Se, em Lutero, a relação entre a esfera individual e a esfera social era intermediada pela iluminação divina, e em Kant pela esfera transcendental, esta mesma intermediação passa a assumir outro lugar na constituição do indivíduo: a consciência não é mais determinada por uma vontade moral, mas por fatores alheios a esta vontade. Mas a relação que Marx e Freud estabelecem entre o indivíduo e a sociedade não é simétrica e nem da mesma natureza. Para Marx, os fatores materiais são primordiais, e somente uma ação coletiva poderia provocar as alterações necessárias ao surgimento do indivíduo livre; para Freud, não são fatores propriamente individuais que determinariam a sociedade, mas fatores universais e presentes no inconsciente — o inconsciente individual representa algo mais amplo, de forma que a cultura é impregnada de desejos reprimidos na espécie humana como um todo; se a alteração das condições materiais é importante para o aperfeiçoamento da cultura, ela não traz, por si só, a ausência de conflitos, nem o indivíduo autônomo (Freud, 1981). Assim, se há um ideal de homem e de sociedade expresso pelo Iluminismo, há também limites dados por interesses, quer sociais, quer "individuais", que delimitam aquele ideal.

A consciência deve ser entendida por uma dupla determinação que provém de esferas distintas, não sendo possível reduzi-las uma à outra, ou negar uma ou outra. Assim, a ideologia e a racionalização, no sentido psicanalítico, não devem ser confundidas, embora tenham um substrato comum que as expressa: a consciência (Adorno, 1968). Isto implica que a análise do conteúdo ideológico não dá conta de explicar o porquê da adesão dos indivíduos a ele, assim como a denúncia da racionalização, não desfaz a aparência necessária da ideologia. Devemos, portanto, falar de aspectos individuais, quando elementos inconscientes estiverem presentes, e de aspectos sociais, quando a ideologia estiver em questão. Isto não significa que nos aspectos individuais a mediação social não esteja presente, e nem que nos aspectos sociais não haja elementos inconscientes, mas que são elementos distintos que estão sendo analisados. Nos aspectos individuais, os conteúdos sociais servem para eles se re-apresentarem, não meramente como meio, mas através da dotação de sentido àquele que fala; é a relação entre os desejos individuais e o conteúdo que se tem como alvo, dando-se ênfase aos primeiros; nos aspectos sociais, o indivíduo reproduz o conteúdo social, mas nesta perspectiva se atenta principalmente a este conteúdo. Os aspectos sociais devem ser analisados com uma compreensão sociológica e os aspectos individuais pelo instrumental psicanalítico. Desta forma, o conteúdo social desvalido pela análise psicanalítica retoma a sua verdade, sem que os determinantes individuais deixem de estar presentes.

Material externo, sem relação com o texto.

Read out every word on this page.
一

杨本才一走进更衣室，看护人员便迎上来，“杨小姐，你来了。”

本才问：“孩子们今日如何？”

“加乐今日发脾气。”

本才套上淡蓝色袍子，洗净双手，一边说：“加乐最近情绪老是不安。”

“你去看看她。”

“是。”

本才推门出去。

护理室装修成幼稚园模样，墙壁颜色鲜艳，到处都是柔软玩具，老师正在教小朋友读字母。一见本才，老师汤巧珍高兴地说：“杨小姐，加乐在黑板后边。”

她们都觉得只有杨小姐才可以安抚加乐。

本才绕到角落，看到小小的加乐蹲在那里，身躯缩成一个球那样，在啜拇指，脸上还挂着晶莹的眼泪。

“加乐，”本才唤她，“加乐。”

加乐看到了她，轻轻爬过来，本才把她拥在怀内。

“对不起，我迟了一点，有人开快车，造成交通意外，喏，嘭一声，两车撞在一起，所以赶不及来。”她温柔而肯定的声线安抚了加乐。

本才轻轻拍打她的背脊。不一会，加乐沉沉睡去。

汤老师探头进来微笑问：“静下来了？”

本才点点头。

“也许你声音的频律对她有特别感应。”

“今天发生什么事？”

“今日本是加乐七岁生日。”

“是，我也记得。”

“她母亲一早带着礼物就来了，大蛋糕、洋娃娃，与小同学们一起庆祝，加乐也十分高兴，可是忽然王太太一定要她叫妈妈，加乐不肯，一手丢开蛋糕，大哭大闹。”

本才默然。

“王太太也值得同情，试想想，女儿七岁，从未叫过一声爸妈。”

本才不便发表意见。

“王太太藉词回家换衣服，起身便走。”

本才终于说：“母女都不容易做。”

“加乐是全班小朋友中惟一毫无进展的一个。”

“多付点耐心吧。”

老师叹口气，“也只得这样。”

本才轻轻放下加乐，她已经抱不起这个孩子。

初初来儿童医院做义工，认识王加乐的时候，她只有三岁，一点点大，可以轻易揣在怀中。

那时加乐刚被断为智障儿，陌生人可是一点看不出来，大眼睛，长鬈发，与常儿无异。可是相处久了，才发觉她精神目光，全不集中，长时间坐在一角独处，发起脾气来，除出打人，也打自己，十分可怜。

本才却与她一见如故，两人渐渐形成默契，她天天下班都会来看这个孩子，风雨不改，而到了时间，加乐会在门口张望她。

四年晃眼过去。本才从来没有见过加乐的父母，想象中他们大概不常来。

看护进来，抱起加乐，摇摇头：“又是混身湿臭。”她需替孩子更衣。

A cisão indivíduo-cultura do período moderno, que culmina no divórcio entre ambos, pode, através daquela dupla análise, ser compreendida, não por uma refusão, mas por uma relação que reconheça a diferenciação de cada um dos dois domínios: o psíquico e o cultural. Não é uma relação simétrica que se pretende, pois a força de ambos os determinantes não é semelhante e a opressão social colabora com a constituição do inconsciente. Se, nas profundezas do inconsciente, é possível localizar a sociedade, na estrutura social, o indivíduo desaparece, o que por si só marca a irracionalidade social. Mas uma sociedade irracional facilita a irracionalidade individual e, assim, quanto menos ela se volta para o indivíduo, mais suscita por parte deste comportamentos distantes dos ideais iluministas, de tal forma que a loucura individual corresponde à loucura social (Adorno, 1968).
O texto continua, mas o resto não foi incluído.